3人の主人公視点でロンドのように繋がっていく短編。
「食の趣味が合うから」という理由でルームシェアを始めた学生時代のバイト仲間の男女。
それぞれパートナーは別におり、男性主人公の彼女が3人目の主人公。
時々一緒に食事をしていた10年以上前のバイト仲間が、ただそれだけだった二人はある日酔いつぶれた相手を介抱する流れで一緒に住むことになる。
人としては好きでも男女の情はない二人。
しかし、周りから見れば独身の男女が一緒に住んでいるというだけで、色々と想像されるもの。
当然、男性の彼女もモヤモヤし、関係がこじれる。
京都の古民家を中心に紡がれる食と男女の恋愛のもつれ。
自宅で土鍋で炊くご飯、小料理屋の季節のお惣菜、地元で人気のベーカリーのパン。
美味しいものの描写はモデル店舗をうかがいたくなるくらいで、空腹時の読書は厳禁。
絡まった関係がやがてほどけていった先でたどり着く結末は…
環境が変わる春に読みたい一冊です。
とりあえずお湯わかせ
人気作家・柚木麻子さんのエッセイ集は、感染症拡大時に初めての出産育児に奮闘する姿と日常を切り取った作品。

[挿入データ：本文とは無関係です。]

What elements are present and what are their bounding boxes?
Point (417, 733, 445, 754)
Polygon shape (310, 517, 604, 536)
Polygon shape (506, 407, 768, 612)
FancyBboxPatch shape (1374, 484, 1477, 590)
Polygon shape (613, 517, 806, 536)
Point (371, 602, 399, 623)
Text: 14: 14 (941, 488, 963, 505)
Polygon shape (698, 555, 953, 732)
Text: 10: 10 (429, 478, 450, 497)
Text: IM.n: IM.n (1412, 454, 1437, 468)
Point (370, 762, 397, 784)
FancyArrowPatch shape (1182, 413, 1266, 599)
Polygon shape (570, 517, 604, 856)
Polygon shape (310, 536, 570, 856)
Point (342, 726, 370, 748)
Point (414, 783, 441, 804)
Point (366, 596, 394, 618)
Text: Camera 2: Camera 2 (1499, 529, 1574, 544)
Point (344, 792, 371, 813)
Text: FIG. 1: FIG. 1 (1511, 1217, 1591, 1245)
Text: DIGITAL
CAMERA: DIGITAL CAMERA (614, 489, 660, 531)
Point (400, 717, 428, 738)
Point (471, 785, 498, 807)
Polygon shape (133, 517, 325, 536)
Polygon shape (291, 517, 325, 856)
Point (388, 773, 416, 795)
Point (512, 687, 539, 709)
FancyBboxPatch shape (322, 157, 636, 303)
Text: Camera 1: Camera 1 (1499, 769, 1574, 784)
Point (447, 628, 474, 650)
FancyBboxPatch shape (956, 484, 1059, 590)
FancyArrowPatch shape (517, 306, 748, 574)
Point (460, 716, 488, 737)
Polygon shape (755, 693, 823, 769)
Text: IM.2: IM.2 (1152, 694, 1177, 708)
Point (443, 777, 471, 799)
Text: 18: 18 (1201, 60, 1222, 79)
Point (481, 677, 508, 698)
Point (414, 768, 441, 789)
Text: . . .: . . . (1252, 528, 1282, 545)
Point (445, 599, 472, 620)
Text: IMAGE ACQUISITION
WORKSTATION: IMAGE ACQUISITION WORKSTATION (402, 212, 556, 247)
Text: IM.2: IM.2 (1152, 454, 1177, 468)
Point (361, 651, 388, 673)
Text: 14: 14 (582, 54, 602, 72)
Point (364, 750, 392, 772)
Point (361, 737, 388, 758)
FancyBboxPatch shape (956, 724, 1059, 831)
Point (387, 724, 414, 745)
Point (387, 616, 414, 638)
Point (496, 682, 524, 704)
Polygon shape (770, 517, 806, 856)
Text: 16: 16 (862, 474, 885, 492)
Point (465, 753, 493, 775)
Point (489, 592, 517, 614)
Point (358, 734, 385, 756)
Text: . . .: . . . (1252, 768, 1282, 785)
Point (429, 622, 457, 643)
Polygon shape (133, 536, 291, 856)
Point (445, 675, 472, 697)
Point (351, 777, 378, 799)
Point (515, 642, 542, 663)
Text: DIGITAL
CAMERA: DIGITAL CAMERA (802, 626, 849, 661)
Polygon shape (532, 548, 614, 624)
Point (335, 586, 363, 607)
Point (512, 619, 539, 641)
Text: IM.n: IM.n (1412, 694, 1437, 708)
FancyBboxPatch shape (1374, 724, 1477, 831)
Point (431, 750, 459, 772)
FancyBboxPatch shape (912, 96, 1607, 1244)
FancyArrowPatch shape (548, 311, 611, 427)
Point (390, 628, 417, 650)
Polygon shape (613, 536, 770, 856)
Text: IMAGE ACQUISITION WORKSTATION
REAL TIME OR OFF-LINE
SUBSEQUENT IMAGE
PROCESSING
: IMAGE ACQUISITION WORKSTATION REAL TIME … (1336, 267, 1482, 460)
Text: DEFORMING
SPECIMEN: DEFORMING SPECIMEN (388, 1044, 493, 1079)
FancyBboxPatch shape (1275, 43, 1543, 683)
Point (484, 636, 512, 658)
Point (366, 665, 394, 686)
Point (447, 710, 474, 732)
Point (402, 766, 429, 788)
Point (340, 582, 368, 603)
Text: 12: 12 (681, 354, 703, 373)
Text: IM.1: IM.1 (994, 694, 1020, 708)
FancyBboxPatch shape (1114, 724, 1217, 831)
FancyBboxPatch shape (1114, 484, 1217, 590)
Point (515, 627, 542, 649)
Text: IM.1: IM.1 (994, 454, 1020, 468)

柚木さんといえば美味しい作品とシスターフッド関連が人気。
連載していたエッセイをまとめ、章の終わりには書下ろしも加えられているので、柚木さんの当時の心の在り方をリアルに感じることができます。
なるほど、柚木さんの美味しい作品が妙に臨場感あるのは、彼女特有の才能らしい。
友人との会話の中で、柚木さんの商品紹介する姿は実際にYouTubeで拝見したいと思わせる内容でした。
尚、赫々たれ
昨年の秋冬に評論家の方々が次々に取り上げていた作品です。
晩年の立花宗茂を主人公として、徳川家康を敬愛する三代将軍・徳川家光が関ヶ原の舞台裏を聞かせてほしいと依頼するところから始まります。
戦国時代を生き抜いた往年の武将、千姫と家光兄弟らが登場し、意識は戦国時代の最後の輝きを追うように思いを巡らせます。
関ヶ原の敗将で唯一旧領を回復したといわれる名将・立花宗茂が語る過ぎ去りし日の思い。
豊臣家へ嫁いだ千姫の思いと徳川を継ぐ家光の心のうち。
見えそうで見えない各々の心の中に思いを巡らせる作品です。